Room: Saphire B - PyData

Date: 2023-05-19

Time: 15:00 - 15:25

Abstract

Most data transformations are written twice. In the field of feature engineering for Machine Learning, data scientists regularly have to build, manage, and iterate on batch jobs, then translate those jobs to a service setting to load data and make fresh predictions. At best, this process is an engineering headache. At worst, this can result in difficult-to-detect deltas between training and inference, complex code, and highly bespoke infrastructure. In this talk we discuss Hamilton, a lightweight open-source framework in python that enables data practitioners to cleanly and portably define dataflows. Hamilton places no restrictions on the nature of transformations, allowing data scientists to use their favorite python libraries.
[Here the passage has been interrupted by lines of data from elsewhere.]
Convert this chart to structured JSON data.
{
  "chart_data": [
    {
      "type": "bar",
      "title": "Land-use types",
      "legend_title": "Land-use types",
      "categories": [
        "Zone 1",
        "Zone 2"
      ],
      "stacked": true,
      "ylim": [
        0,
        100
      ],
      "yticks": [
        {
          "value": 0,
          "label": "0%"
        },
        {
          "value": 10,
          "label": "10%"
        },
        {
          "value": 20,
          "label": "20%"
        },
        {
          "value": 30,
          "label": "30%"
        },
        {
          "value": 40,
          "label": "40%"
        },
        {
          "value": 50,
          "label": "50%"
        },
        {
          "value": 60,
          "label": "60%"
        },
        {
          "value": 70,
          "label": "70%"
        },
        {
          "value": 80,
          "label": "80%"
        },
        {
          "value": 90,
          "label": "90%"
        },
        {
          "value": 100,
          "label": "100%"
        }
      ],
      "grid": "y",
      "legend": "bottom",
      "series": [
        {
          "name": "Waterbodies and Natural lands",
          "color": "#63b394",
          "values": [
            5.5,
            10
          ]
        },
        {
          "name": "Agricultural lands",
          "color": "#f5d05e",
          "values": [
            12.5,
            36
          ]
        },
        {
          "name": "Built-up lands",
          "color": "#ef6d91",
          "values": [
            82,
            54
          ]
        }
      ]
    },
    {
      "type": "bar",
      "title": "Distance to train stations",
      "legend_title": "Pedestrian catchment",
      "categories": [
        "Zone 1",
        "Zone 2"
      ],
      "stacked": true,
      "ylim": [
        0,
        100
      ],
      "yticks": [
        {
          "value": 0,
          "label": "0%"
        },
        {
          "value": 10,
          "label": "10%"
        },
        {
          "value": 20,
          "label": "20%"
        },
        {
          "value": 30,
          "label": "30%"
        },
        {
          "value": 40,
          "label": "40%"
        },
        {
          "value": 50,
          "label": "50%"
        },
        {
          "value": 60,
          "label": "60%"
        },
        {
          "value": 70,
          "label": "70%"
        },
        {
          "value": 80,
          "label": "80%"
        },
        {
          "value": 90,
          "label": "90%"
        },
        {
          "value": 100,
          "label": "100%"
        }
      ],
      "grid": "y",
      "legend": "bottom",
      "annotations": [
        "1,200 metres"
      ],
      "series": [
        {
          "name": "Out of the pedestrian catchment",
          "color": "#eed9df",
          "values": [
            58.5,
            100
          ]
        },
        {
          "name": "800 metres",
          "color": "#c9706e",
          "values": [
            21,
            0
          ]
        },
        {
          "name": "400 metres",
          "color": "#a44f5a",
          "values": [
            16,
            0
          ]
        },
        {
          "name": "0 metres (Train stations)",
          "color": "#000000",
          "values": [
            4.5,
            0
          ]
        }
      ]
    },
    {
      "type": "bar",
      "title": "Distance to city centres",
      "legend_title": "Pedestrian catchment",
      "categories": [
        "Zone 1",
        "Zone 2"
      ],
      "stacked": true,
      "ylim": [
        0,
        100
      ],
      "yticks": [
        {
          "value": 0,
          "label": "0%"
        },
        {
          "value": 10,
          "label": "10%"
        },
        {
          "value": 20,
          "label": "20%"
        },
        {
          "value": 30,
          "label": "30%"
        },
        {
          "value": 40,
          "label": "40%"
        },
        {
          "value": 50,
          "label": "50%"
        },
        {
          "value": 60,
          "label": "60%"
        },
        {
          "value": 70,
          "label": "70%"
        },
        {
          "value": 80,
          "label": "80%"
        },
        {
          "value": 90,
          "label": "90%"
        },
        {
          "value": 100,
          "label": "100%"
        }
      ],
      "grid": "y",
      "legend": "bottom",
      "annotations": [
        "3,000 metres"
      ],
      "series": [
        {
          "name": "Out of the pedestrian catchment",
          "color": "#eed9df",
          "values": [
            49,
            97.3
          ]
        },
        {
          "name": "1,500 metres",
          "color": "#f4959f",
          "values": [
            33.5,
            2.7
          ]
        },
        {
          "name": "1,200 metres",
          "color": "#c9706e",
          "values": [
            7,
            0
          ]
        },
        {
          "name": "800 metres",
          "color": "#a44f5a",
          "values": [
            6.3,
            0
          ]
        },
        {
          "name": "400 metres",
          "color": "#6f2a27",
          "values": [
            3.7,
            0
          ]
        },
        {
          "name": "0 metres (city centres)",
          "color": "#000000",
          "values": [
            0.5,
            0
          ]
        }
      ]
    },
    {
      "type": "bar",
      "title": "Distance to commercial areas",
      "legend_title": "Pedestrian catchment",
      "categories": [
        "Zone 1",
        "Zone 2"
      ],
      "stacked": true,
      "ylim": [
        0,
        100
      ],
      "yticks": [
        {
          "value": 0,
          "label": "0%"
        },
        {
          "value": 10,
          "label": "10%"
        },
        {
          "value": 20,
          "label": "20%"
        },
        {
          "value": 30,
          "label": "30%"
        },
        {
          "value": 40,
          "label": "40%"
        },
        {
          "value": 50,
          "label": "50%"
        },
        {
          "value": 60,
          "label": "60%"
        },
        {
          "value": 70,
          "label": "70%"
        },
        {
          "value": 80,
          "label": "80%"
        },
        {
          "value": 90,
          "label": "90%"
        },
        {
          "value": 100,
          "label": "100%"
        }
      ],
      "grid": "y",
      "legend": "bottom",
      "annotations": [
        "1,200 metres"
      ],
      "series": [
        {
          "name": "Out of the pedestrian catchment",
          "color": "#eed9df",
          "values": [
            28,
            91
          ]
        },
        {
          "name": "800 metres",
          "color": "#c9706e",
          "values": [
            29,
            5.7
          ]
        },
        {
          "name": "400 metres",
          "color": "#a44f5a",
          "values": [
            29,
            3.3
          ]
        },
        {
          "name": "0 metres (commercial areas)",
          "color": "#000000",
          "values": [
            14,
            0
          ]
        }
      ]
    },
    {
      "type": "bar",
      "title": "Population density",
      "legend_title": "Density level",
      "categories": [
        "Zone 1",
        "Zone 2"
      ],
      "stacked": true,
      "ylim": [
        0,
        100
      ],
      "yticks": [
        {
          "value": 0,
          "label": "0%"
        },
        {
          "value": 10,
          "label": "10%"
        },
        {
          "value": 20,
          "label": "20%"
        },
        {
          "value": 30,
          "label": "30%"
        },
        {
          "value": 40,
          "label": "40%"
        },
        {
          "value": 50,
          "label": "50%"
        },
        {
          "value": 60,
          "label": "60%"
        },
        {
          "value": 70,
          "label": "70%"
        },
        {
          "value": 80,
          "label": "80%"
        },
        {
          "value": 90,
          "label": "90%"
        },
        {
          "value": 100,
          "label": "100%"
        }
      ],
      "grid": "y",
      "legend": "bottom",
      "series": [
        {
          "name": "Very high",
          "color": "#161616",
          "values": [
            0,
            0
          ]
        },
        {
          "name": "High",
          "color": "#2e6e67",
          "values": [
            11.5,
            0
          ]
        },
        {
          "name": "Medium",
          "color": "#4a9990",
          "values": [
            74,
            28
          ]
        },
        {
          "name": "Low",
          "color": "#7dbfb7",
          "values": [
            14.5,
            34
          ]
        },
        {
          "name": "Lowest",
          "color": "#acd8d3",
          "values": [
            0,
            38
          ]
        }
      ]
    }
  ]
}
With Hamilton, you can run the same code in your airflow DAG for training as you would in your fastAPI service for inference, and get the same result.

Elijah ben Izzy

Elijah has always enjoyed working at the intersection of math and engineering. More recently, he has focused his career on building tools to make data scientists more productive. At Two Sigma, he was building infrastructure to help quantitative researchers efficiently turn ideas into production trading models. At Stitch Fix he led the Model Lifecycle team — a team that focuses on streamlining the experience for data scientists to create and ship machine learning models. He is now focusing on building out DAGworks, Inc, a YC-backed startup that aims to make it easier for data scientists to build and maintain ETLs for machine learning. In his spare time, he enjoys geeking out about fractals, poring over antique maps, and playing jazz piano.